O mesmo valor noticioso que, depois de as redes sociais terem divulgado as imagens de um José Eduardo dos Santos fisicamente combalido no aeroporto do Dubai, acabou por despertar agora a curiosidade da opinião pública, que pretendia visualizar pela televisão o estado de saúde do antigo Presidente à sua chegada a Luanda.

O mesmo valor noticioso que, em menos de 24 horas, o director de conteúdos da TPA acabaria por engolir em seco, ao ter sido obrigado a abrir o noticiário com a notícia do telefonema feito por João Lourenço a José Eduardo dos Santos, o homem que ainda há quatro anos era endeusado nos mesmos ecrãs que agora aquele decidiu virar do avesso à sua chegada.

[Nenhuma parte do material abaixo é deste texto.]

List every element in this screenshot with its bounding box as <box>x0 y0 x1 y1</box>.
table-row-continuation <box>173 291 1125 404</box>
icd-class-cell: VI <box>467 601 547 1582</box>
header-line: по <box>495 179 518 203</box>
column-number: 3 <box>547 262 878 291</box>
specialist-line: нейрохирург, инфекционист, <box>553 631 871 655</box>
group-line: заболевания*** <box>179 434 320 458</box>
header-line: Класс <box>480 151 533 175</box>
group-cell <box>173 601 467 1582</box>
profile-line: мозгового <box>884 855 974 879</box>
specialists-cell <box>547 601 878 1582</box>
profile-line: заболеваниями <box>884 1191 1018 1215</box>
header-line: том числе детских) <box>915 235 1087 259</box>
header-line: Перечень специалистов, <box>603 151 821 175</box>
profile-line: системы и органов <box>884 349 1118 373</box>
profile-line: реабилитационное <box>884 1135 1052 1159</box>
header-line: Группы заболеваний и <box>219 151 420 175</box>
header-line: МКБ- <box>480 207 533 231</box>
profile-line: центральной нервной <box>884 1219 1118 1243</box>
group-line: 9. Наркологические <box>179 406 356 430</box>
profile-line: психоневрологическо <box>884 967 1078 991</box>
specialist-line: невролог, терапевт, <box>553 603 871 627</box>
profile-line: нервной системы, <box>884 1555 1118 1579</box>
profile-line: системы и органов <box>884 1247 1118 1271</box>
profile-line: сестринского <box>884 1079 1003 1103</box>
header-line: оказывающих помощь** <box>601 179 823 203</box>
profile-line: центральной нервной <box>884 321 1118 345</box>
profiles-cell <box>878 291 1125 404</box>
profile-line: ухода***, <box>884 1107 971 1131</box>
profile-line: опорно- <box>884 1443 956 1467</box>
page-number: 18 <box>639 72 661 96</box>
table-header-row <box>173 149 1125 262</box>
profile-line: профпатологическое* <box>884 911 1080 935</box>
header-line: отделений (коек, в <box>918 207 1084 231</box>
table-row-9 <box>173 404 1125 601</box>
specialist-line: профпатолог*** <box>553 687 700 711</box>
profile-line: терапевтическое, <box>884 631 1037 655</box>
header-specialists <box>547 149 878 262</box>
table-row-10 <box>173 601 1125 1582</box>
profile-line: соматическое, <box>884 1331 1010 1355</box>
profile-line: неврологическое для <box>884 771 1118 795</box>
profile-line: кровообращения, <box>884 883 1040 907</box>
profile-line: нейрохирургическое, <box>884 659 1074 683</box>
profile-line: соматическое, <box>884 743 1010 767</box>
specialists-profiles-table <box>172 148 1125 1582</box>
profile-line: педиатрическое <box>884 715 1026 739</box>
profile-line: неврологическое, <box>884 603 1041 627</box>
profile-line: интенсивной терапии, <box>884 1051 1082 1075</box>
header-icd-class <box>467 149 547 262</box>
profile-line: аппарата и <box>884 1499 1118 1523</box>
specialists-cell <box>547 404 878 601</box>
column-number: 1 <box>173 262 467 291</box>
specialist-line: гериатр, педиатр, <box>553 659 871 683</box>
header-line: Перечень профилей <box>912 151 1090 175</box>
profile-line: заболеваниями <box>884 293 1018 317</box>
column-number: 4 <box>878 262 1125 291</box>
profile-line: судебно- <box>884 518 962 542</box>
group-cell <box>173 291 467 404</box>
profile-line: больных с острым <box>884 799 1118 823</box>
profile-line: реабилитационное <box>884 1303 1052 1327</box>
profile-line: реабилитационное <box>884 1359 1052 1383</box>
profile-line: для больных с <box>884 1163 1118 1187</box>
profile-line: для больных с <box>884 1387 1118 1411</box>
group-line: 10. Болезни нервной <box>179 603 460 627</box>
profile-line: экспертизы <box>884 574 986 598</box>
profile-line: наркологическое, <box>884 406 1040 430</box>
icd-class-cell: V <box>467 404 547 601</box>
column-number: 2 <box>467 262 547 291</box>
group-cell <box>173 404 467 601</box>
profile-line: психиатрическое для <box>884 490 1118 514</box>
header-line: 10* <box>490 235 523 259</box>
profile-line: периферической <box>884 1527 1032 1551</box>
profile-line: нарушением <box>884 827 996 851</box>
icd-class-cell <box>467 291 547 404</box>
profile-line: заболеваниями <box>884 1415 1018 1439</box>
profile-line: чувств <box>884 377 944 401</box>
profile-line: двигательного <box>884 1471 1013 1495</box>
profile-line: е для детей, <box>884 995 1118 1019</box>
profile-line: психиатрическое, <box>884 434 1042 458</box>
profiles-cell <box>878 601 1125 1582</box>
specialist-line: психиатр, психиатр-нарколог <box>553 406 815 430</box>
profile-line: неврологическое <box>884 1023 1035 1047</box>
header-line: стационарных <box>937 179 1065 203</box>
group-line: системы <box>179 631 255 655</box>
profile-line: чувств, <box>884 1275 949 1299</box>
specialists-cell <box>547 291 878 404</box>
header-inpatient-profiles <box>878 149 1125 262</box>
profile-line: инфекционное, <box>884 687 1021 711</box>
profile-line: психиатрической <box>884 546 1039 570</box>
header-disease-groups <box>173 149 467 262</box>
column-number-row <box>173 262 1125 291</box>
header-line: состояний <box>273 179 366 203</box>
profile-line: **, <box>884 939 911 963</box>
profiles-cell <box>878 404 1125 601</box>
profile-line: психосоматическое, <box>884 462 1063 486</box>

Com esta entorse no jornalismo, o seu hilariante promotor mais não fez do que promover aquilo que José António Saraiva, antigo director do Expresso, qualifica como sendo "uma censura à la carte".

Mais não fez do que tentar "tratar os cidadãos como crianças desmioladas", insistindo em fazer prevalecer o oposto de uma informação livre.

Mais não fez do que tentar ressuscitar o que aconteceu com as fogueiras da Jamba, relativamente às quais em certos capitais ocidentais, se acreditavam serem uma mentira fabricada para desacreditar Jonas Savimbi.

Ou que a mortandade que se seguiu depois do 27 de Maio de 1977 mais não era do que uma monstruosidade inventada em certos meios políticos para desacreditar Agostinho Neto.

Era uma altura em que, em ambos os casos e dos dois lados da barricada, não resistimos à tentação de ver reproduzida por aqui a figura do célebre Ministro da Informação de Saddam Hussein.

É evidente que, como gosta de lembrar José António Saraiva, "a informação não tem o mesmo valor para a toda a gente, mas é por isso mesmo que exista a liberdade de informação".

É evidente que "nem todos acreditam da mesma maneira nas mesmas coisas", mas é por isso que essa mesma liberdade está consagrada na Constituição dos Estados democráticos e de direito.